The species suffers various threats, particularly deep-water fishing, increased siltation of the habitat, and pollution. Increased human activity specifically along the coastal shelf may lead to enhanced sedimentation and a decrease in the quantity and quality of the complex deep sea structures the coelacanths depend on. Although there are notable climate changes and changes in the ocean temperature, there is still not enough information about how it affects their ecosystem.

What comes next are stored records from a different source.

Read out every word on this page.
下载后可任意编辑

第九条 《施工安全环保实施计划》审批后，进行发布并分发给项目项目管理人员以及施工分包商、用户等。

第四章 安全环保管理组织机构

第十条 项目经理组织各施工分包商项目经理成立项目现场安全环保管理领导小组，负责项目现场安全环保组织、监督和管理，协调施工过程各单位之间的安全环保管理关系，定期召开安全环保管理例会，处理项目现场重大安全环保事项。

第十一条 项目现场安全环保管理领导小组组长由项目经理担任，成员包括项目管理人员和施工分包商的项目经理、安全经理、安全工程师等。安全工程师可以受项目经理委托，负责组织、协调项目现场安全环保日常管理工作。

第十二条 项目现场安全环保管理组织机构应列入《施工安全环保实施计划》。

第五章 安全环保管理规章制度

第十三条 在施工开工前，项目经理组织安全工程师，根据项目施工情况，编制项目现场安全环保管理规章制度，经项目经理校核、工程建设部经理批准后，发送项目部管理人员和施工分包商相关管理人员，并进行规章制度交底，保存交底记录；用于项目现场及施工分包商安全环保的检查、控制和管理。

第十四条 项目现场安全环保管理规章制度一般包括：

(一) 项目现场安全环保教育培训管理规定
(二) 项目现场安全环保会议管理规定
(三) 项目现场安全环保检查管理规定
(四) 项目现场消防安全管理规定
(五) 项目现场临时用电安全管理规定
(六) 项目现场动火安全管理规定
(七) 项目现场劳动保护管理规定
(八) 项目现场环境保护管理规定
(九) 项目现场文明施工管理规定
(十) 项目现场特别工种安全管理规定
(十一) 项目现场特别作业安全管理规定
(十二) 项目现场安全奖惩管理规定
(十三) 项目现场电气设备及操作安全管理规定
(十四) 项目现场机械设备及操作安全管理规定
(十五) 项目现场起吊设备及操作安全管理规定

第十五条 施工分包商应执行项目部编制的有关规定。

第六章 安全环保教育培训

The greatest danger to the species may be that it is being caught as bycatch in deep-set gillnets that are meant for shark capturing. As a counteraction, certain measures were implemented in Bunaken National Park, including the regulations that prohibited the usage of those nets, and no more coelacanths were caught in the area. There are no specific fisheries to target the coelacanth, and even though the species is inedible, there have been instances of foreign buyers attempting to lure fishers to catch the fish, most likely for a museum or to be put in a display tank in an aquarium.